Since spam has reared its ugly head on the Internet, its antagonists have waged an uphill struggle to block its arrival in inboxes. That battle, though, has remained largely reactive. White Hats expend enormous amounts of energy to extinguish the latest fire set by spammers so that good mail can make it to its destination unsinged. Much of that energy could be saved, however, if spam fighters focused their efforts on what’s good in the email stream instead of what’s bad. They can do that with whitelists.

In its simplest form, a whitelist is a set of email addresses that have been verified as belonging to entities from whom you want to receive email. It’s by no means a panacea. Spammers have been known to spoof email addresses that may well be on a whitelist. Nevertheless, with estimates of the amount of spam on the Internet in the 80 to 95 percent range, concentrating on the five to 20 percent of “good” mail  seems, on the face of it, an easier task than taking up arms against a horde of bad mail.

What some of the things you should look for when adding whitelists to your anti-spam arsenal?

• You’ll want the whitelist to augment itself automatically. You already have enough things to do without adding vetting email addresses for a whitelist to your to-do list.

  When evaluating a solution that automatically creates whitelists, you’ll want to carefully review how it verifies its content. To do that, it will need to vet both the source and sender of email messages.

  Some common source tests are sender system and familiarity tests. Sender system tests examine servers sending email to see if they behave as email servers.

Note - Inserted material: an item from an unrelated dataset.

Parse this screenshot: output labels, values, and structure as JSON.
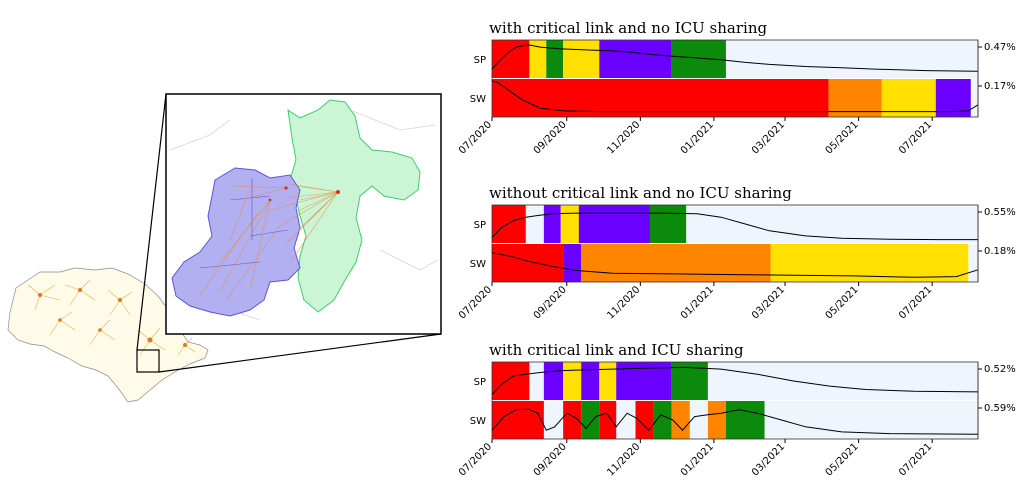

That is, they can both send and receive email. Familiarity tests review messages to see if their senders have sent “good” messages to your organization in the past.

  Some common address tests include checking outbound mail to the source of a message, comparing addresses from sources to existing contact lists on your system and requiring a source to authenticate their address through a confirmation request.

  Of course, no matter how efficient an automated solution may be, you’ll still want the power to manually alter the whitelist to correct any glitches in the system.

• You’ll want your whitelist solution to be dynamic. Source and address tests need to be constantly and quickly applied to your email stream. It’s the only way to minimize “false positives” created by the list and to ensure the best experience for your users.
• You’ll want a system that makes it easy for good guys to join. Any system that makes senders jump through hoops to authenticate their identity won’t buy you any good will from them, from your users or from your organization. If your system has a  challenge-response component, you’ll want to keep the challenge message simple and the response simpler.
• You’ll want to make it hard for the bad guys to join the club. Actually, that’s easier than you might think. That’s due to the nature of the spam beast. For example, simple challenge-response measures can be very effective in weeding out bad guys. Why? It requires spammers to give up their anonymity. When you’re doing something illegal, anonymity isn’t something you want to part with very readily. It also adds to their workload. They don’t want to be dealing with individual messages. They’re interested in mass mailings–even though the cumulative effect of those individual messages may be harmful to their mass mail strategy. What’s more, spamming is mostly a one-way street. Spam servers know how to dish out the dirt, but they’re a dead end for incoming email.

Whitelists can be an effective tool for fighting spam in an organization and freeing up resources that get sucked up by more reactive weapons used to combat Internet scat. Just how effective? A study by three Stanford University professors, revealed that whitelists can be very effective. They reported that “we find that almost no spam makes it to users’ inboxes, and less than one percent of legitimate email is mis-classified.”

“It is interesting to note that this is achievable on a simple prototype system with significantly less engineering effort than is devoted to creation of spam filters,” they added. “But this shouldn’t be surprising: like a buddy-list in IM, a whitelist tries to precisely identify the people we communicate with, or who we allow to send us email. Unless we make a mistake, we will not allow a spammer to send us email.”

“We should expect a well-engineered whitelisting email service to behave almost perfectly,” they asserted.